The strangulation of the Sri Lankan press contributed in no small measure to the government’s resounding success against the LTTE. The Rajapaksa administration had a trump card in its favour no government that had gone before possessed. Public opinion was firmly on its side to the point where the populace chose to overlook rampant corruption and mismanagement on all other fronts in order to allow the President to finish off the Tamil Tigers. This perception was created largely because the government’s tactics of intimidation ensured that the mainstream media jumped quickly on to the military bandwagon. Every night for almost a year the Sri Lankan people were fed a daily diet of war news, reported by media personnel embedded with the Sri Lankan armed forces or official military footage.
For the first time in the history of Sri Lanka’s ethnic conflict, the state propaganda machinery worked as well as that of the Tamil Tigers, an advantage that Rajapaksa’s government managed to capitalise on with incredible prowess. The press was barred from the battle-zone during the last days of the military push, rendering that phase of the conflict a war without witness and giving rise to the kind of video footage we saw last week on Channel 4 News allegedly of Sri Lankan soldiers summarily executing what appear to be captured Tiger cadres.
With the mainstream media muffled, even today, four months after the war was officially declared over, the average Sri Lankan citizen possesses access only to the government version of events in the country. And because the majority of news filtering through to the masses is overwhelmingly positive, Sri Lankans are growing less and less inclined to believe dissenting opinion which hints that all is not well in paradise.
Remarkably, the Sri Lankan people continue to see Rajapaksa as the sole liberator and master of their destiny, turning a blind eye to the stark realities of repression, nepotism and cold-blooded murder which have been the hallmarks of this regime. Mahinda, Basil and Gotabhaya make up the Rajapaksa Triumvirate, three brothers who alone control the future of Sri Lanka. Both the President’s brothers were residing in the US and returned to the country only when Rajapaksa was on the verge of ascending the presidency.

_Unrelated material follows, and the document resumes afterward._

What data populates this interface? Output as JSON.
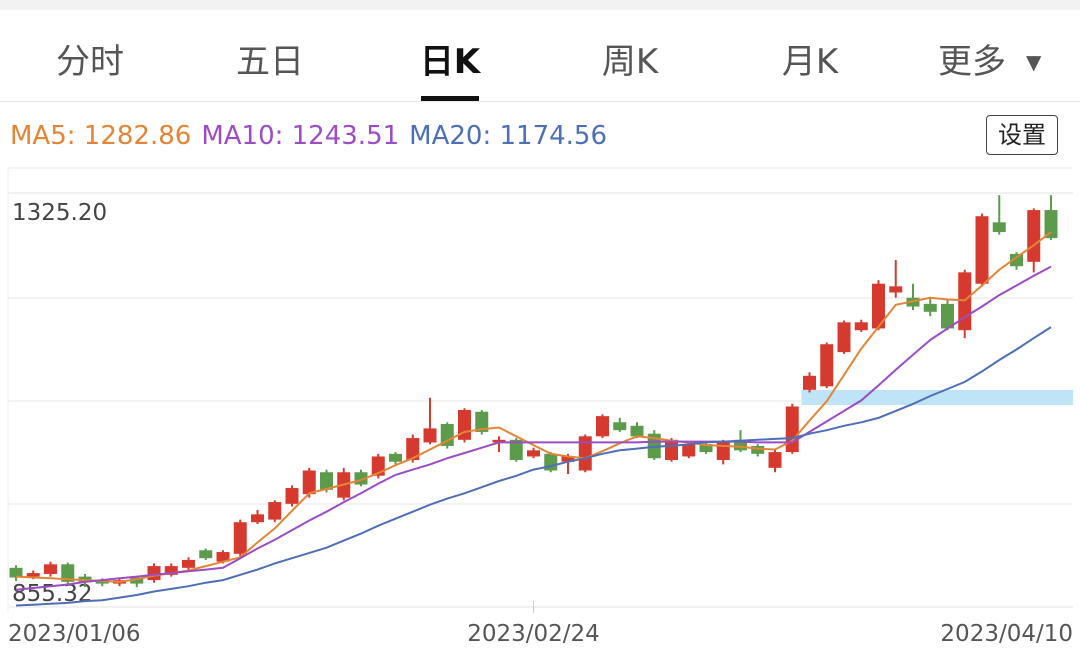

The victory against the Tamil Tigers is being portrayed as a triumph of the three brothers – President, Presidential Advisor and Defence Secretary of Sri Lanka respectively – and with this feather in their caps, the Rajapaksas have begun constructing a political dynasty of a magnitude Sri Lanka has never seen before. From the country’s envoys overseas to the lowliest provincial political candidate, public office is littered with persons holding the Rajapaksa name or bearing close filial ties to the “royal family”.
Mahinda Rajapaksa, who assumed office promising to abolish the presidency, is now looking to amend Sri Lanka’s constitution to allow him to contest a third presidential term. He still has two more years to go in his first term. The government propaganda machine has already begun projecting the President as a “ Maha Raja” or ‘great king’ and there are not so subtle hints about his ‘reign’ extending for decades to come. The people of Sri Lanka are fed regular doses of this propaganda through the state-controlled media and pennants on every street corner depicting him as the all-uniting King of Sri Lanka. Songs of praise ‘to the king’ are now sung at all his political rallies. With no credible opposition in sight, Sri Lanka may well be seeing the beginning of the Rajapaksa monarchy taking shape. It is exactly this kind of totalitarian rule Rajapaksa himself fought so hard against in his idealistic youth. But that, clearly, was a lifetime ago.
The author is a Sri Lankan who wishes to remain anonymous because of possible threats to his life.